I was born in New York City and was educated at The Oxford Academy before attending Bard College at Simon’s Rock, where I obtained a BA in Liberal Arts with dual majors in east Asian religious studies and English literature. Having developed an interest in historical Englishes while a visiting student at Oxford University, I undertook a MA in English Language and Literature at the University of Sheffield under Sylvia Adamson. My MA dissertation considered the role of hyperbole in the holograph correspondence of Thomas Cardinal Wolsey and Thomas Cromwell in the final years of Wolsey’s life, and subsequently I was awarded a studentship to pursue doctoral research on sixteenth-century literary representations of Wolsey at Sheffield under the supervision of Cathy Shrank. I was awarded my PhD in English Literature in 2013 after examination by Mike Pincombe and Tom Rutter.

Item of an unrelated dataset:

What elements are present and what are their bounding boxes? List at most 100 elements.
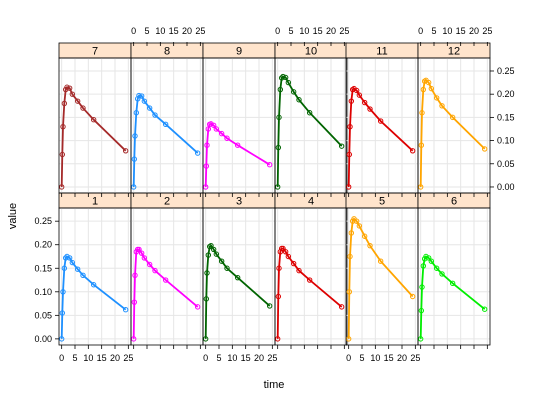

Following on from my PhD, I was appointed the inaugural research fellow and centre coordinator for the Sheffield Centre for Early Modern Studies under director Phil Withington. In 2014 I came to Warwick as the Project Officer for the Migration, Identity, and Translation Network, part of the Monash-Warwick Alliance. In February 2015 I was awarded a Warwick Transatlantic Fellowship to undertake research at the Newberry Library in support of my new project, “The Art of Richard Grafton: The Cultural Networks of a Mid-Tudor Printer”. As the Director of Undergraduate Studies and Student Experience for the new BA Liberal Arts program at Warwick, I have a strong interest in developing creative pedagogical approaches to transdisciplinary education and student support. I have also taught for the Institute for Advanced Teaching and Learning at Warwick in collaboration with colleagues at Monash University, Melbourne. In 2015 I was awarded a JJ Kidd Fellowship by the European Colleges of Liberal Arts and Sciences (ECOLAS) consortium and a Strategic Research Grant by the Institute of Advanced Teaching and Learning at the University of Warwick to pursue research into liberal arts and sciences teaching and learning methodologies. In 2018 I was appointed a Fellow of the Warwick International Higher Education Academy.

My first monograph, From Princes to Pages: The Literary Lives of Cardinal Wolsey, Tudor England’s ‘Other King’was published by Brill in 2016. I am currently writing my second book, The Art of Richard Grafton: The Cultural Networks of a Mid-Tudor Printer. Other ongoing projects include analyses of perception and strategy in liberal education (in collaboration with Mike Finn); the social/labor history of postwar UK migration/refugee programs (with Jo Angouri); and further work on the connections between George Cavendish, Thomas Churchyard, and the Mirror for Magistrates.